— Лишь бы никто не успел пронюхать про исчезновение головы до нашего выпуска, — проворчала Пия себе под нос, сосредоточенно стуча по клавишам.
В их распоряжении было всего полчаса: «Региональные новости» выходили в эфир в шесть. Они пообещали редактору, что пришлют сюжет минимум в полторы минуты длиной. Без десяти шесть они отправили репортаж в электронном виде на адрес стокгольмской редакции.
После эфира позвонил Гренфорс и похвалил коллег:
— Превосходный сюжет! Молодцы, что заполучили интервью девчонок, они отлично смотрелись, и, кажется, больше никто с ними не беседовал.
— Нет, судя по всему, они разоткровенничались только с нами.
— Как тебе удалось их разговорить?
— Это заслуга Пии. Она их убедила всё нам рассказать.
— Ах вот оно как! — удивился Гренфорс. — Передай ей, что чертовски грамотно сработано. Чем продолжите тему завтра?

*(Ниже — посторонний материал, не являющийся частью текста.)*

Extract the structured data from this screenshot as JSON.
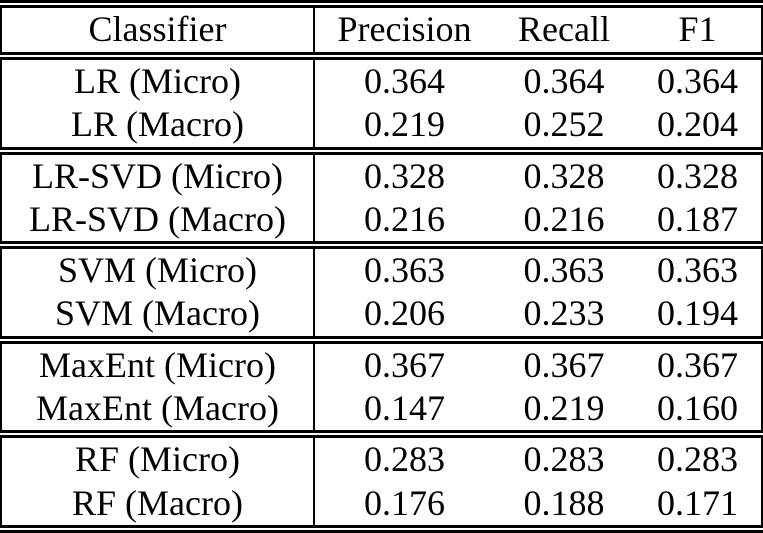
{
  "table": {
    "header": {
      "classifier": "Classifier",
      "precision": "Precision",
      "recall": "Recall",
      "f1": "F1"
    },
    "rows": [
      {
        "classifier": "LR (Micro)",
        "precision": "0.364",
        "recall": "0.364",
        "f1": "0.364"
      },
      {
        "classifier": "LR (Macro)",
        "precision": "0.219",
        "recall": "0.252",
        "f1": "0.204"
      },
      {
        "classifier": "LR-SVD (Micro)",
        "precision": "0.328",
        "recall": "0.328",
        "f1": "0.328"
      },
      {
        "classifier": "LR-SVD (Macro)",
        "precision": "0.216",
        "recall": "0.216",
        "f1": "0.187"
      },
      {
        "classifier": "SVM (Micro)",
        "precision": "0.363",
        "recall": "0.363",
        "f1": "0.363"
      },
      {
        "classifier": "SVM (Macro)",
        "precision": "0.206",
        "recall": "0.233",
        "f1": "0.194"
      },
      {
        "classifier": "MaxEnt (Micro)",
        "precision": "0.367",
        "recall": "0.367",
        "f1": "0.367"
      },
      {
        "classifier": "MaxEnt (Macro)",
        "precision": "0.147",
        "recall": "0.219",
        "f1": "0.160"
      },
      {
        "classifier": "RF (Micro)",
        "precision": "0.283",
        "recall": "0.283",
        "f1": "0.283"
      },
      {
        "classifier": "RF (Macro)",
        "precision": "0.176",
        "recall": "0.188",
        "f1": "0.171"
      }
    ]
  },
  "colors": {
    "background": "#ffffff",
    "text": "#000000",
    "rule": "#000000"
  }
}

Юхан представил, как Макс сидит в стокгольмской редакции «Региональных новостей» в здании телецентра и крутится на стуле. Высокий пятидесятилетний мужчина в хорошей форме, с крашеными волосами, просто зацикленный на успехе. Кстати, психоз только усилился в последнее время, казалось Юхану. Гренфорс стал ещё более нервным. Его беспокойство о том, что репортаж не удастся или не выйдет вовремя, проявлялось либо в назойливых звонках, чтобы узнать, как продвигается работа, либо в долгих дискуссиях о том, что следует сделать. Помимо этого, редактор частенько самостоятельно перезванивал будущим героям репортажа, чтобы убедиться, что интервью точно состоится.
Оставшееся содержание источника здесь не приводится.